最新推荐文章于 2024-09-06 16:46:18 发布

阅读量361

点赞数 1

分类专栏： Redis 文章标签： redis

原文链接：https://blog.csdn.net/j00105840/article/details/108183316

版权

Redis 专栏收录该内容

9 篇文章 1 订阅

订阅专栏

相信大家在很多关于Redis的文章里面都看过一句话：redis是单进程的，所以它不用考虑那么多多进程编程带来的麻烦。这话其实不完全正确。如果你读过Redis源码，你肯定知道，Redis存在一个主进程，同时还会有多个子进程。只是它的子进程通常是用于处理某个临时性的任务（比如RDB持久化过程、AOF的rewrite、主备之间的全同步等等，都是比较耗时的任务），一旦任务处理完就销毁了。

今天，我们要讨论的问题是，在这个主进程里面，它的调度核心 - eventloop。

写过C语言的都清楚，任何一个C语言程序的入口都是main函数。main函数执行结束，这个程序就会退出。

对于一些服务型的程序，它需要长期驻留并不断给使用者提供服务响应，比如Redis-server，还比如一些嵌入式的设备软件如路由器、防火墙、基站等等等等。这一类的程序一旦启动起来后，就不能立刻退出。

那么，怎样才能让main函数不退出呢？最简单的，就是在里面写一个死循环，不就不用退出了吗？

int main（void）
{
    // something
 
    // server loop
    while(true)
    {
    // wait something
    // do something
    // wait next
    }
    exit();
}

这个方法是肯定可以保证程序不退出的，但是它会对性能造成较大影响，出现所谓的“忙等待”（死循环一直占用CPU）。

要解决这个问题，我们得先分析服务要响应的“输入”到底有哪些？

我理解的“输入”有两类：

1、系统内部产生的，主要是定时器触发的；比如，Redis的key支持超时，那么系统内部肯定会在一定的周期去检查哪些key超时了。这就是定时器触发的一个输入事件。

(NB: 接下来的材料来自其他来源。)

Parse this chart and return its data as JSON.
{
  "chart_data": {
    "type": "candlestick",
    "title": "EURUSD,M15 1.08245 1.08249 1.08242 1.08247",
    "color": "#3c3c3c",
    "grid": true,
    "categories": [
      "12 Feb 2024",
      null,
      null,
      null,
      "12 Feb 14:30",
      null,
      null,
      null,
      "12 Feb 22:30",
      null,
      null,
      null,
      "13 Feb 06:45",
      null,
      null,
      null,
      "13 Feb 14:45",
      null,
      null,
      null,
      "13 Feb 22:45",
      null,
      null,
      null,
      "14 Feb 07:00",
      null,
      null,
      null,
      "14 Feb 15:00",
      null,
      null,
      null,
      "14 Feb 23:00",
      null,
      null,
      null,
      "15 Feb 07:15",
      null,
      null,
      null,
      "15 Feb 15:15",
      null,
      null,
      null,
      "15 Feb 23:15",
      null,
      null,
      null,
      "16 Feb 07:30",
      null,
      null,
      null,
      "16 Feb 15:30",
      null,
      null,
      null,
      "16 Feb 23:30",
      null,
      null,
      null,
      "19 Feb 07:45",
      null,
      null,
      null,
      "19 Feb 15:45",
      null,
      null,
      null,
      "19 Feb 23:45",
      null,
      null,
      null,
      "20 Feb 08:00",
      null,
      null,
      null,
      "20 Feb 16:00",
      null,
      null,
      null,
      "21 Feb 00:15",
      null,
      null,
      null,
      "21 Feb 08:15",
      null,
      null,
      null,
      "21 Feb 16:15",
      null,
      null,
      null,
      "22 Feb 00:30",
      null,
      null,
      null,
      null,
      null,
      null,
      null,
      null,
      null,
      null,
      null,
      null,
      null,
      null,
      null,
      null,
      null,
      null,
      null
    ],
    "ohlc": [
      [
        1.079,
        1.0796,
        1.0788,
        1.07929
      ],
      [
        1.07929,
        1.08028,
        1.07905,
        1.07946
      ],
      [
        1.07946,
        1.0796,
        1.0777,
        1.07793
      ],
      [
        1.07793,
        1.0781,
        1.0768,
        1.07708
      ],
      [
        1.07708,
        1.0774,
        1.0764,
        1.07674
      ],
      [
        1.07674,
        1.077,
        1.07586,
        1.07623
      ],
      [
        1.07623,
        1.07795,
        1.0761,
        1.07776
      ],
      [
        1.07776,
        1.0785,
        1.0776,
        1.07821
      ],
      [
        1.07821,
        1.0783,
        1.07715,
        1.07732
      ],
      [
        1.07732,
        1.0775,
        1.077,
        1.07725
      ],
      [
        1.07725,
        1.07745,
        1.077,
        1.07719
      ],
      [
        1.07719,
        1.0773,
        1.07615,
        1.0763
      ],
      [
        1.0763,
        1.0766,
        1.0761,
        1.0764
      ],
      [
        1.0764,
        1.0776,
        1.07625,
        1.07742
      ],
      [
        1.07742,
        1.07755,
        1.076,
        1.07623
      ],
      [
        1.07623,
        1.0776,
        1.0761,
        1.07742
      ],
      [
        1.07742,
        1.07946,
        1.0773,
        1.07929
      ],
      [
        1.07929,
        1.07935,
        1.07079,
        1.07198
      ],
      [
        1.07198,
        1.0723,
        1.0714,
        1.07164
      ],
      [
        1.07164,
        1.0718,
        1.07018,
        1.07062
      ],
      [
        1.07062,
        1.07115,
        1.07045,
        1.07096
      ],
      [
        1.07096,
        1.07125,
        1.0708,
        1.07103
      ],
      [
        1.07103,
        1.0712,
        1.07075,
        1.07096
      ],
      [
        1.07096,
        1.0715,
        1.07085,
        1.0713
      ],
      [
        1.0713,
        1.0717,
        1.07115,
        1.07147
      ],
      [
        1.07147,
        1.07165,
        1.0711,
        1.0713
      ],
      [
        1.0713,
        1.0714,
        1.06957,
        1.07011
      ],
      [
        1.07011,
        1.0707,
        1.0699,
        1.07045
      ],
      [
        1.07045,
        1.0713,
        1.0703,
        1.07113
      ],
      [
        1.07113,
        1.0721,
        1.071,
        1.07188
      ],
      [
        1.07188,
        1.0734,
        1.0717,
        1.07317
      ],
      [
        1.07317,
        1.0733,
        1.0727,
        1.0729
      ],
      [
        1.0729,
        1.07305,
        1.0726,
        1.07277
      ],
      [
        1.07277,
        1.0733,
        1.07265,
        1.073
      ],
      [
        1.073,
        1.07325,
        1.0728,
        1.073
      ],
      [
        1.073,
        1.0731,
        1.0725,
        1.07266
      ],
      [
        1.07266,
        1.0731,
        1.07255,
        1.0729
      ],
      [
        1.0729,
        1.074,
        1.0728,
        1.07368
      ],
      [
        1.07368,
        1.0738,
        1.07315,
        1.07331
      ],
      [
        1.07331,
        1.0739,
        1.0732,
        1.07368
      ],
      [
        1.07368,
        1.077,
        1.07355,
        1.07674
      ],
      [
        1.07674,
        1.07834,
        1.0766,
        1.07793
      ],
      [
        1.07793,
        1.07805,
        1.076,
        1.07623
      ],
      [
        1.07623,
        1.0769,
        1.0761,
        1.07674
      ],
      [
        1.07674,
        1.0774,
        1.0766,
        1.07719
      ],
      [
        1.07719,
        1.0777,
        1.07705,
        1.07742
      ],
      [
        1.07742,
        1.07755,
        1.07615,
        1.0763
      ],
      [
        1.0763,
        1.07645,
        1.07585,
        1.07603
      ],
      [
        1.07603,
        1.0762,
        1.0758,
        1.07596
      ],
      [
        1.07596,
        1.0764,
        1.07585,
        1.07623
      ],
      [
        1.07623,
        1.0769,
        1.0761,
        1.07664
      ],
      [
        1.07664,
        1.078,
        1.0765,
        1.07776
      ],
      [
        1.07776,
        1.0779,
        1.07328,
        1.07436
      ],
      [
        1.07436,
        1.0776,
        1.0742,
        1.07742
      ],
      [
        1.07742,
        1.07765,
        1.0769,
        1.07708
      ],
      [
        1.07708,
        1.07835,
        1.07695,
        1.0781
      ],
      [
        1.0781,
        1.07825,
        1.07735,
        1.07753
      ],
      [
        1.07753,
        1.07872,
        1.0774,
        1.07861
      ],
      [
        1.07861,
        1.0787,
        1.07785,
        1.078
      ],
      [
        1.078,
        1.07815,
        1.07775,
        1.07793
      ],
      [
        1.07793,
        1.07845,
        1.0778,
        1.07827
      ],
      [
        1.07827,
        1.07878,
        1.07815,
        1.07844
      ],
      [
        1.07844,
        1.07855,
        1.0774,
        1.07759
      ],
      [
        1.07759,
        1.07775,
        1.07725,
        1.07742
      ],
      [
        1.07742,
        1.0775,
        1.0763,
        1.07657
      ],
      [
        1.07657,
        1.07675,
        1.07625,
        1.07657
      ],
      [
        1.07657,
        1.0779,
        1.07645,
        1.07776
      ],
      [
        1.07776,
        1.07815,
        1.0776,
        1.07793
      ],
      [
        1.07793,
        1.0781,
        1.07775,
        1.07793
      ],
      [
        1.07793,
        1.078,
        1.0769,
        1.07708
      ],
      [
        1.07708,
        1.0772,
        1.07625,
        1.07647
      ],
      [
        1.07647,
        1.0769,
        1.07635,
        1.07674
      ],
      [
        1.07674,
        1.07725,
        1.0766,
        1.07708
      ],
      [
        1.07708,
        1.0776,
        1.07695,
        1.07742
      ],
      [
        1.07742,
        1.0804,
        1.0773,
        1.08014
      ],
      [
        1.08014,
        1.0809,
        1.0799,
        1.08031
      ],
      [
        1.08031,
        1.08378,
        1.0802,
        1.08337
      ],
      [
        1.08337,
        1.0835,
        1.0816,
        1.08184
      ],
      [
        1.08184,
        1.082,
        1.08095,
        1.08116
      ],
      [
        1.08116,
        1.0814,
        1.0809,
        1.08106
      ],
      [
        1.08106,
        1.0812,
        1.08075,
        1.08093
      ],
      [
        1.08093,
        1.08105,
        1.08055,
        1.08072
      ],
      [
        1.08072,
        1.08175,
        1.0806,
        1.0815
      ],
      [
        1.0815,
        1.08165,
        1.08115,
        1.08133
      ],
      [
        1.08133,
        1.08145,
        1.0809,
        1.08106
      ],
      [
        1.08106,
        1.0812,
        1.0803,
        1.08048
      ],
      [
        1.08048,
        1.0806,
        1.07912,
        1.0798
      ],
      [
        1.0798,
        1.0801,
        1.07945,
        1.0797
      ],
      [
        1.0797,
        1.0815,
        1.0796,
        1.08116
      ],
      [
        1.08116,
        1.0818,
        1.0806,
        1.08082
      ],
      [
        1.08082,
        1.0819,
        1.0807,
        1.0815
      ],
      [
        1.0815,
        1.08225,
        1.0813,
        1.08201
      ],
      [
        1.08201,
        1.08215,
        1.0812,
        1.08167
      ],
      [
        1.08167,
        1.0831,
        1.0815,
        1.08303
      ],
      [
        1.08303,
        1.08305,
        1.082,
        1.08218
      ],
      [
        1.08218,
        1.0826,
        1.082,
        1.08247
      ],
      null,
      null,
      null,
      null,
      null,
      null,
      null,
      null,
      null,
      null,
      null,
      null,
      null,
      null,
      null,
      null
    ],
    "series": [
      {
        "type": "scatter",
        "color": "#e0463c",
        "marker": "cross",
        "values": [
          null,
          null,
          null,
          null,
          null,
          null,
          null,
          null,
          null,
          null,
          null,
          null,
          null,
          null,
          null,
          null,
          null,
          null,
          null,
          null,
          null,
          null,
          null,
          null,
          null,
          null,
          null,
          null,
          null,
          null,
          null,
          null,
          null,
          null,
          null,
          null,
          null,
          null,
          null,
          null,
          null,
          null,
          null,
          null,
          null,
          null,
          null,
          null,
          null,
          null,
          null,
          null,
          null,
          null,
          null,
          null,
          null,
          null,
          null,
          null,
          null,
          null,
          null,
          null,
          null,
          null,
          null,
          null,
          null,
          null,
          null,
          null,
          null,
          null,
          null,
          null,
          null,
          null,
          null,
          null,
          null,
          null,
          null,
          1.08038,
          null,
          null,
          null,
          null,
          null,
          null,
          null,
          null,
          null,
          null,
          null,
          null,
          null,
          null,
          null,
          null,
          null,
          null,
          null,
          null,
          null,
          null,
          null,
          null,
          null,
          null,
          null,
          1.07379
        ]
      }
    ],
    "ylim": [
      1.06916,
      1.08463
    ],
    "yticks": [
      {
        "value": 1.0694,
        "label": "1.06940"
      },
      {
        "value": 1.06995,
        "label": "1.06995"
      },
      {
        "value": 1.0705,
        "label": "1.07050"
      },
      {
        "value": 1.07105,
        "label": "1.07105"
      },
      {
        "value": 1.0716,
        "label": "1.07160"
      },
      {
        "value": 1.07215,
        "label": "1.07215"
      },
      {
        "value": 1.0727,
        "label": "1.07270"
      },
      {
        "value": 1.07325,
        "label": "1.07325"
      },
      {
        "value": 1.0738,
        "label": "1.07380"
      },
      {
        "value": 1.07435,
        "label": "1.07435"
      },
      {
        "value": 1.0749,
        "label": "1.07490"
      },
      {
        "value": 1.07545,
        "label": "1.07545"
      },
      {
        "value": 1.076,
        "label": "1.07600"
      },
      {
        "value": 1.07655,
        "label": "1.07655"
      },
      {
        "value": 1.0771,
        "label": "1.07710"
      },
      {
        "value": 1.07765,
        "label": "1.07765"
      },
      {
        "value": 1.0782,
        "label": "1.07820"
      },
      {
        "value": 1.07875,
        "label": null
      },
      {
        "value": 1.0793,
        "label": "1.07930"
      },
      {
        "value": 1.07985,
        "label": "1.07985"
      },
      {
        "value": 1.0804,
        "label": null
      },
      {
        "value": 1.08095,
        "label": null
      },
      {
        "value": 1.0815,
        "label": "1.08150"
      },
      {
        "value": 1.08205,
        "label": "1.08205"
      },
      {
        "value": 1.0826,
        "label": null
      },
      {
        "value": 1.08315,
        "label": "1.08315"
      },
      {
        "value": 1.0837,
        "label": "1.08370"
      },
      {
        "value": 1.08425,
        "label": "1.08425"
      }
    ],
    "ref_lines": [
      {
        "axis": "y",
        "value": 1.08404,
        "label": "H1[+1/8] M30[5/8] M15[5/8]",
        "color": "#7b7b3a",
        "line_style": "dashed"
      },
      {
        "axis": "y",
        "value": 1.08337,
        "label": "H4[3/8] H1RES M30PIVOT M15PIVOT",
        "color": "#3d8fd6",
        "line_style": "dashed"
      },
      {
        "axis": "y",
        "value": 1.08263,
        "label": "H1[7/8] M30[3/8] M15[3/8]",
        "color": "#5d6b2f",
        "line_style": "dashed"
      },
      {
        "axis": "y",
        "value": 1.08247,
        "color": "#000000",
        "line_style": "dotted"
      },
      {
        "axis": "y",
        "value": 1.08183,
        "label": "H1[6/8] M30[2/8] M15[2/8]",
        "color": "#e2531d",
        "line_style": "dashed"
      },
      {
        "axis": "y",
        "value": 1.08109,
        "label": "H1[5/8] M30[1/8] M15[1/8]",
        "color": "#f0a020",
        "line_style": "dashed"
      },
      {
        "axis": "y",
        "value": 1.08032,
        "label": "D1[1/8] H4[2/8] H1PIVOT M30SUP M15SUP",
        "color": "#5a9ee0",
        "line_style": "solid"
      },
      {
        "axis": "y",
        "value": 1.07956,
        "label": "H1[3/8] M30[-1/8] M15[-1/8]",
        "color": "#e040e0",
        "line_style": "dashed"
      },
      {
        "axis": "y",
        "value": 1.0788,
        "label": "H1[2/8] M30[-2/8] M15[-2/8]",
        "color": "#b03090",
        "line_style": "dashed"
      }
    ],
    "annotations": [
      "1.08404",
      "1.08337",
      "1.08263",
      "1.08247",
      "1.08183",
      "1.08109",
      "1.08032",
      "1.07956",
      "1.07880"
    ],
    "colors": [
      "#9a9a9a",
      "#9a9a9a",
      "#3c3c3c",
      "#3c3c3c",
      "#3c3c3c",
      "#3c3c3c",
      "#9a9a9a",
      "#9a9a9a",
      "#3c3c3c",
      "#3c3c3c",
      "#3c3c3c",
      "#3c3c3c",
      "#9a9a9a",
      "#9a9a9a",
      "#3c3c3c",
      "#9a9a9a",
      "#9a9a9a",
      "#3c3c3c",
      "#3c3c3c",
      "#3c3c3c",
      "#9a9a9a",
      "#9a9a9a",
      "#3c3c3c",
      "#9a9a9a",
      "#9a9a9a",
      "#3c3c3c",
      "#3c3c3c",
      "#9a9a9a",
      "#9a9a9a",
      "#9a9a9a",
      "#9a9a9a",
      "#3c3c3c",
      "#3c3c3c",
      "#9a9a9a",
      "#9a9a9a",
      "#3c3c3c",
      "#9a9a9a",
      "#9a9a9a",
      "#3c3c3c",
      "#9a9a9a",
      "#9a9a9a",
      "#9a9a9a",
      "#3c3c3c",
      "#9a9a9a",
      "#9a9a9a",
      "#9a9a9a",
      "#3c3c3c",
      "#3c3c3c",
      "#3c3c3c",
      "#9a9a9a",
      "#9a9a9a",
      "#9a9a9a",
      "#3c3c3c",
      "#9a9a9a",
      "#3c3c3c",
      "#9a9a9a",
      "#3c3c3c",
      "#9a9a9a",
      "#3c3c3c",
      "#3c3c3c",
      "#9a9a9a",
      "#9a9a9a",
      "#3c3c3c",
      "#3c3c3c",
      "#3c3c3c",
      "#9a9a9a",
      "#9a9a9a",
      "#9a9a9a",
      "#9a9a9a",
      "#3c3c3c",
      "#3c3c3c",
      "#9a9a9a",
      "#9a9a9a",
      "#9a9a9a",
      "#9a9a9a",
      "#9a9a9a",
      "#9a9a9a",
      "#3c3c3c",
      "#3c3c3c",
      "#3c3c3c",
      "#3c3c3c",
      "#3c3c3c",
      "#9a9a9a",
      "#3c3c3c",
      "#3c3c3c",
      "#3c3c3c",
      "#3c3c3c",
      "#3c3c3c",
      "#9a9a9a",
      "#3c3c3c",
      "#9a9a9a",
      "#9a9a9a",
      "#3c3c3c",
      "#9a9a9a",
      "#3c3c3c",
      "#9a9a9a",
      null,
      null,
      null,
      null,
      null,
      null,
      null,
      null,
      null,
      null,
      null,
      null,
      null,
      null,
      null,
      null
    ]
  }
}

2、系统外部产生的。这主要是一些IO事件。比如，用户在redis-cli输入一个命令，它最终是会通过socket传给server的，对于server来说，这是一个socket的IO事件。又比如，rdb的持久化过程，就是对磁盘文件的读写IO事件。在linux中，这些IO事件最终都可以转换为对一个FD（文件描述符）的读写事件。

Redis的main函数里面，主要就是在循环处理这两类“输入”。这个大循环，我们叫做eventLoop。

下面我们看看eventLoop如何处理的？

在redis-server的main函数中，最后会调用aeMain，这就是我们的主循环，必须放在main最后。代码走到这里就会一直在这个循环里面执行，除非退出。

aeMain里面就是一个while循环了，它的执行条件eventLoop->stop正常情况下都是false，所以会一直循环。

它里面调用了aeProcessEvents，这个函数就是最核心的循环处理入口了。下面我们重点分析这个函数。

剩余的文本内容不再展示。